二人組になって互いの顔を描く美術の授業で、私は一人ぼっちになってしまった。
予想はしていたけれど、少しは堪える。
先生の目を盗んで教室から出ると、誰もいない中庭に居場所を求めた。

「やめよっかな……」
病気になって退学したり、急に結婚が決まって退学する生徒もいる。何も不自然ではない。
お父様に泣きついてお願いしてみてもいいかもしれない。
丸い噴水の縁に腰かけ、腕を突っ張って体重を支え、がくんと頭を後ろに倒して空を仰いだ。前世と同じような、何もない空だ。

「授業に出ないのか?」
不意に声をかけられ、そのまま首を反らして見る。
「ははっ。お前、見た目と違って面白え奴!」
茶色い髪のルカが私を見てにやりと笑った。
『お前』って、一応私、あなたより上級生なんですけど?

   ◆◆◆

私の隣に座ったルカは、ちらりと私を見て鼻の頭を掻いた。
「何の用かしら?」
「おっと、そんなに警戒するなよ」
「男子と仲良くすると誑かしたって噂されるもの。警戒したくもなるわ」
「あー、はいはい。あの噂ね」
ルカが知っているということは、王子やイルデも知っているのだろう。何となく絶望してきた。やっぱり、学校をやめるのが正解かも……。
「俺、噂を消せる方法を知ってるぜ」
「えっ!?」
思わず彼の襟元を引っ張った。
「そんなにがっつくなよ。……少ぉし時間はもらうけど、悪いようにはしない。俺がビビアナと話せるようにって、イルデを殿下にけしかけたんだろ?」

なんと!
当事者に喋ったのか、イルデの奴。
「俺、今しか……ビビアナが学生でいる間しか、あいつの隣にいられないんだ。だから、貴重な時間を作ってくれたお前に感謝してる。俺にできる方法で恩返ししたいんだ!」
「ルカ様……」
泣きそうな顔のルカの前に、私は人差し指を突き付けた。

「今しかない?はあ?何言ってんの?」
「アレハンドリナ?」
「二人の時間はいくらでも作り出せるわよ。あなたがビビアナ嬢に告白すれば……」
「待ってくれ。ビビアナは殿下の婚約者だぞ。告白なんてできない」
「たかが婚約者でしょう?まだ結婚してないんだから、言ったもん勝ちでしょ」
「あ……」
「そうそう。さっき廊下でお見かけした時、船がどうのって呟いていたわよ。
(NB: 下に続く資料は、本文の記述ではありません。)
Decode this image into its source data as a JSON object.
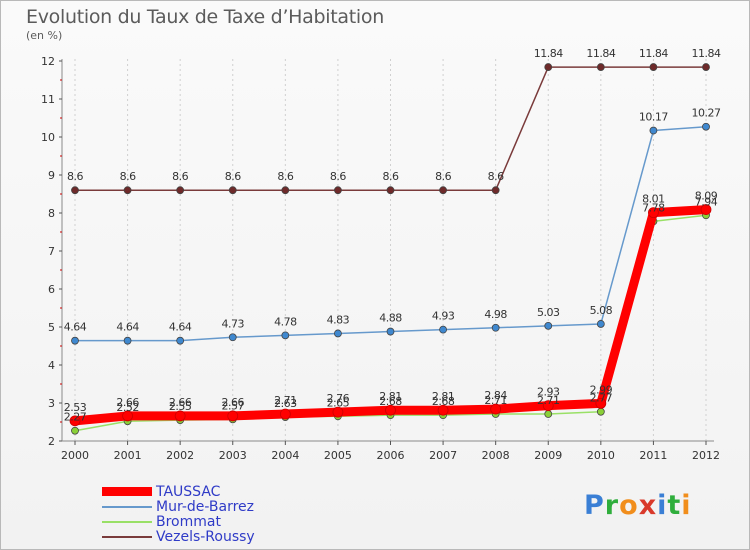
{
  "title": "Evolution du Taux de Taxe d’Habitation",
  "unit_label": "(en %)",
  "logo": {
    "text": "Proxiti",
    "letters": [
      "P",
      "r",
      "o",
      "x",
      "i",
      "t",
      "i"
    ],
    "colors": [
      "#3a7fd5",
      "#2fae3c",
      "#f18e1c",
      "#d93a2b",
      "#3a7fd5",
      "#2fae3c",
      "#f18e1c"
    ]
  },
  "chart_data": {
    "type": "line",
    "x": [
      "2000",
      "2001",
      "2002",
      "2003",
      "2004",
      "2005",
      "2006",
      "2007",
      "2008",
      "2009",
      "2010",
      "2011",
      "2012"
    ],
    "ylim": [
      2,
      12
    ],
    "yticks": [
      "2",
      "3",
      "4",
      "5",
      "6",
      "7",
      "8",
      "9",
      "10",
      "11",
      "12"
    ],
    "grid": "vertical-dashed",
    "legend_position": "bottom-left",
    "series": [
      {
        "name": "TAUSSAC",
        "color": "#ff0000",
        "marker": "#ff0000",
        "values": [
          2.53,
          2.66,
          2.66,
          2.66,
          2.71,
          2.76,
          2.81,
          2.81,
          2.84,
          2.93,
          2.99,
          8.01,
          8.09
        ],
        "labels": [
          "2.53",
          "2.66",
          "2.66",
          "2.66",
          "2.71",
          "2.76",
          "2.81",
          "2.81",
          "2.84",
          "2.93",
          "2.99",
          "8.01",
          "8.09"
        ]
      },
      {
        "name": "Mur-de-Barrez",
        "color": "#6699cc",
        "marker": "#3f88cf",
        "values": [
          4.64,
          4.64,
          4.64,
          4.73,
          4.78,
          4.83,
          4.88,
          4.93,
          4.98,
          5.03,
          5.08,
          10.17,
          10.27
        ],
        "labels": [
          "4.64",
          "4.64",
          "4.64",
          "4.73",
          "4.78",
          "4.83",
          "4.88",
          "4.93",
          "4.98",
          "5.03",
          "5.08",
          "10.17",
          "10.27"
        ]
      },
      {
        "name": "Brommat",
        "color": "#99e066",
        "marker": "#8ad038",
        "values": [
          2.27,
          2.52,
          2.55,
          2.57,
          2.63,
          2.65,
          2.68,
          2.68,
          2.71,
          2.71,
          2.77,
          7.78,
          7.94
        ],
        "labels": [
          "2.27",
          "2.52",
          "2.55",
          "2.57",
          "2.63",
          "2.65",
          "2.68",
          "2.68",
          "2.71",
          "2.71",
          "2.77",
          "7.78",
          "7.94"
        ]
      },
      {
        "name": "Vezels-Roussy",
        "color": "#7a3b3b",
        "marker": "#6e2a2a",
        "values": [
          8.6,
          8.6,
          8.6,
          8.6,
          8.6,
          8.6,
          8.6,
          8.6,
          8.6,
          11.84,
          11.84,
          11.84,
          11.84
        ],
        "labels": [
          "8.6",
          "8.6",
          "8.6",
          "8.6",
          "8.6",
          "8.6",
          "8.6",
          "8.6",
          "8.6",
          "11.84",
          "11.84",
          "11.84",
          "11.84"
        ]
      }
    ]
  }
}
旅行にでも行くつもりかしら?」

   ◆◆◆

誹謗中傷に耐え、もやもやする気持ちを抑えて、久しぶりに食堂でキラキラ軍団を見る。
イルデは微笑んで、殿下やビビアナ嬢と話をしている。何やら楽しそうだ。
「……いいなあ。羨ましい」
口をついて出た言葉に自分の耳を疑った。
――ウラヤマシイ?
私、誰を羨んでるの?

フォークを持つ手を止めた時、イルデと視線が絡んだ。
「……あ」
また睨んでくるのかと身構えたのに、ふっと笑って視線を逸らされる。
笑顔?嬉しそうな顔しないでよ。
何なの?どういう意味よ?
ダン!
苛立って羊肉に思い切りフォークを突き刺した私に、向かいに座った一年生が悲鳴を上げた。